Saturday, February 21, 2015

Why History Should Be Studied More

Clark had an interesting blog post at Popehat that make some good points about tribalism in politics, but it argues from a pretty defective understanding of history.
For at least a thousand years there have been two factions in The West. The magnetic poles drift slowly, and no one compass points with perfect precision, but there is no denying the reality of the poles. 
One pole tends (and note that word "tends") to be Protestant, centralized, "scientific", pushing for "the greater good", and "Blue" (as we say in the American language). 
The other pole other tends (second disclaimer, same as the first) to be Catholic, decentralized, "traditional", tolerant of inequality, and "Red" (again, in Americanese).
Now, it is true that political conflicts in the Anglosphere in the past thousand years have been between rival coalitions, and there is good reason for the coalition leaders to make whatever compromises are needed in their alliances to reach rough parity with the other side or better, but the idea that the bipolar coalitions can be meaningfully described as "Red" or "Blue" before the recent past is absurd.

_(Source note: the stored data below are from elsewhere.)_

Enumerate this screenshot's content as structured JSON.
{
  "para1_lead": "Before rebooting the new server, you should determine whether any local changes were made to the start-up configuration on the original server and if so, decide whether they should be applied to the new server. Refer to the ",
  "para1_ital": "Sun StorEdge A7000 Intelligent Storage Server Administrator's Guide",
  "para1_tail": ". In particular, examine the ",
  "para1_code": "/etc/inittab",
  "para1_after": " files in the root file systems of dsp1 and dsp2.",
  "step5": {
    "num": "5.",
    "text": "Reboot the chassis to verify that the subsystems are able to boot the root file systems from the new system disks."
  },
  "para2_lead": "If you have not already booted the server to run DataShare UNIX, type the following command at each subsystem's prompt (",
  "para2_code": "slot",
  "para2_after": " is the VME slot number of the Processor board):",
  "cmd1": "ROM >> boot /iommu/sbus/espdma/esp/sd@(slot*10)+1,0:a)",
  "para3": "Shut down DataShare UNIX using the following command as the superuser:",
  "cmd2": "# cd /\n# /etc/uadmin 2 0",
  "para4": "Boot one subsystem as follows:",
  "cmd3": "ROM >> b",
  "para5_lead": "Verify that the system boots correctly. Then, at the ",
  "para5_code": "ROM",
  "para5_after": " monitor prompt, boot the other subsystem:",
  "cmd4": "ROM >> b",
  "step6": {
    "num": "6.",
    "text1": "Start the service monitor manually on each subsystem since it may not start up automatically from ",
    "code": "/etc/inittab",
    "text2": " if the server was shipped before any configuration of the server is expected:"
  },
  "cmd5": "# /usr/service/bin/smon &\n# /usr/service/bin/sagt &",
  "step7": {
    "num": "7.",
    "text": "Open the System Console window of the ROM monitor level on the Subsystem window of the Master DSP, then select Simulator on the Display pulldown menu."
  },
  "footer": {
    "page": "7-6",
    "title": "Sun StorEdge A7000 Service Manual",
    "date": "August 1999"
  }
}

A thousand years ago, one of the culture war coalitions was about immigration, speaking Norse, and practicing paganism. In 1640, one was composed of opponents to absolute monarchy, (not to centralization as such, the issue was who ran the central government) and those opposed to more tolerance for Catholics, maypoles, or theater. In the antebellum United States, one coalition was in favor of slavery, lower tariffs, slavery, state's rights, slavery, slavery and slavery. The New Deal coalition for "the greater good" had strong support from Catholics and Southern Democrats. In the civil rights era, white Southern Democrats allied with conservative Republicans.

I can and do deny that there has been some meaningful polar division in Western politics for the past thousand years that can usefully defined for the entire period, and probably not the last 50 years either.

It's not just that the political poles drift. It's that the entire political compass wanders over the map, as some political bones of contention slip out of the Overton Window entirely, and others are warmly embraced by both sides.